Les textes de Mathieu Quesnel et Nathalie Doummar sont d’une redoutable efficacité. Tout appuyée sur ce dialogue d’amour non-dit – néanmoins amour transi –, sur les mises à distance ironiques de celui qui ne veut pas se laisser démasquer dans ses désirs, de celle qui craint la honte et le rejet, la pièce fait – forcément – l’économie des contacts physiques.
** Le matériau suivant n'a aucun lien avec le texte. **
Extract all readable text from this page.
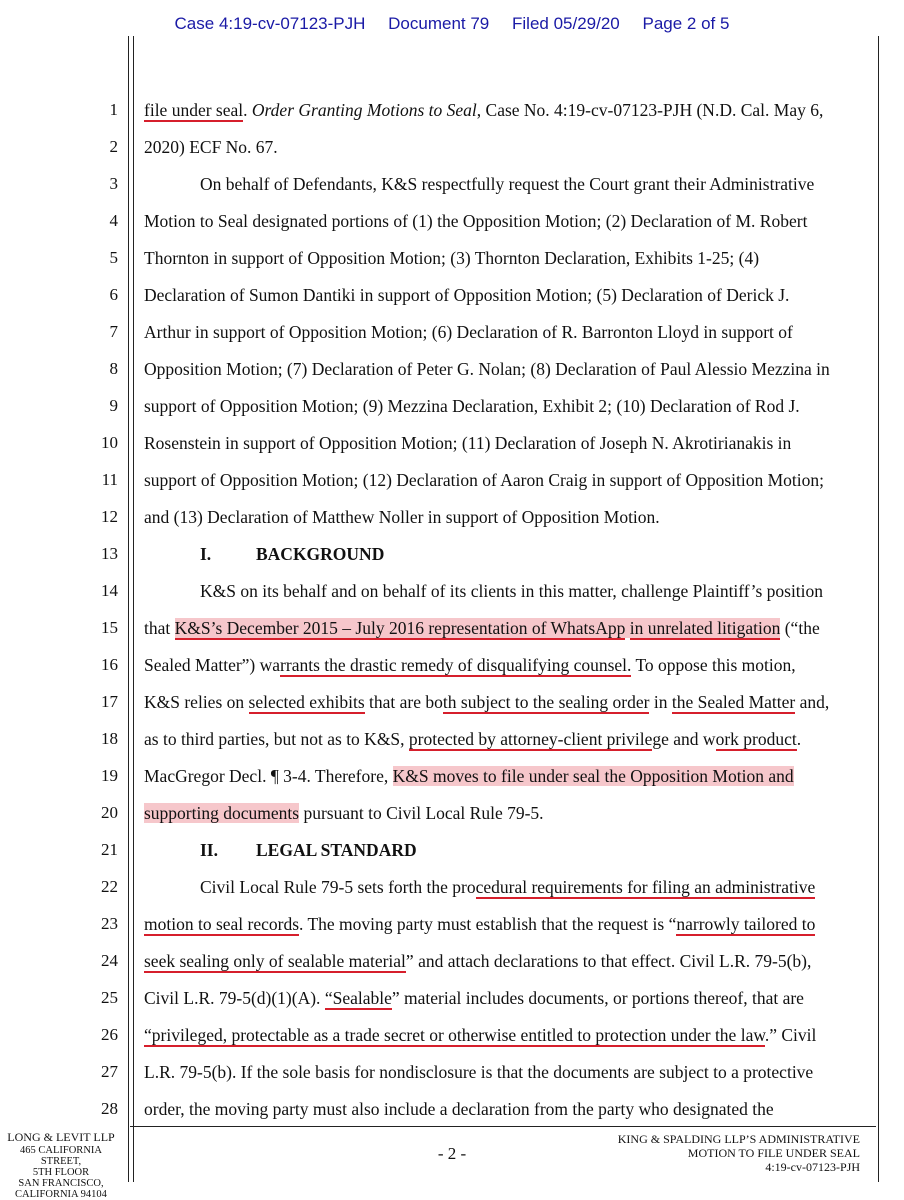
Case 4:19-cv-07123-PJH Document 79 Filed 05/29/20 Page 2 of 5
1
2
3
4
5
6
7
8
9
10
11
12
13
14
15
16
17
18
19
20
21
22
23
24
25
26
27
28
file under seal. Order Granting Motions to Seal, Case No. 4:19-cv-07123-PJH (N.D. Cal. May 6,
2020) ECF No. 67.
On behalf of Defendants, K&S respectfully request the Court grant their Administrative
Motion to Seal designated portions of (1) the Opposition Motion; (2) Declaration of M. Robert
Thornton in support of Opposition Motion; (3) Thornton Declaration, Exhibits 1-25; (4)
Declaration of Sumon Dantiki in support of Opposition Motion; (5) Declaration of Derick J.
Arthur in support of Opposition Motion; (6) Declaration of R. Barronton Lloyd in support of
Opposition Motion; (7) Declaration of Peter G. Nolan; (8) Declaration of Paul Alessio Mezzina in
support of Opposition Motion; (9) Mezzina Declaration, Exhibit 2; (10) Declaration of Rod J.
Rosenstein in support of Opposition Motion; (11) Declaration of Joseph N. Akrotirianakis in
support of Opposition Motion; (12) Declaration of Aaron Craig in support of Opposition Motion;
and (13) Declaration of Matthew Noller in support of Opposition Motion.
I.	BACKGROUND
K&S on its behalf and on behalf of its clients in this matter, challenge Plaintiff’s position
that K&S’s December 2015 – July 2016 representation of WhatsApp in unrelated litigation (“the
Sealed Matter”) warrants the drastic remedy of disqualifying counsel. To oppose this motion,
K&S relies on selected exhibits that are both subject to the sealing order in the Sealed Matter and,
as to third parties, but not as to K&S, protected by attorney-client privilege and work product.
MacGregor Decl. ¶ 3-4. Therefore, K&S moves to file under seal the Opposition Motion and
supporting documents pursuant to Civil Local Rule 79-5.
II. LEGAL STANDARD
Civil Local Rule 79-5 sets forth the procedural requirements for filing an administrative
motion to seal records. The moving party must establish that the request is “narrowly tailored to
seek sealing only of sealable material” and attach declarations to that effect. Civil L.R. 79-5(b),
Civil L.R. 79-5(d)(1)(A). “Sealable” material includes documents, or portions thereof, that are
“privileged, protectable as a trade secret or otherwise entitled to protection under the law.” Civil
L.R. 79-5(b). If the sole basis for nondisclosure is that the documents are subject to a protective
order, the moving party must also include a declaration from the party who designated the
LONG & LEVIT LLP
465 CALIFORNIA STREET,
5TH FLOOR
SAN FRANCISCO,
CALIFORNIA 94104
- 2 -
KING & SPALDING LLP’S ADMINISTRATIVE
MOTION TO FILE UNDER SEAL
4:19-cv-07123-PJH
Les saillis s’enchaînent sans pourtant paraître racoleuses ou simplettes ; on flirte volontiers avec « une ligne, un punch » mais dans un raffinement jubilatoire. « C’est quoi ? », s’étonnera Claudia en voyant la tache blanche sur le veston de Marc. « Coudonc, est-ce que tu t’es branlé avant de venir pour être plus détendu ? », s’amusera-t-elle. « Coudonc, viens-tu juste de voir un film avec Ben Stiller et Cameron Diaz? » Ce n’est pas du plus grand esprit, mais ça suffit à donner au scénario de Mathieu Quesnel un rythme emporté.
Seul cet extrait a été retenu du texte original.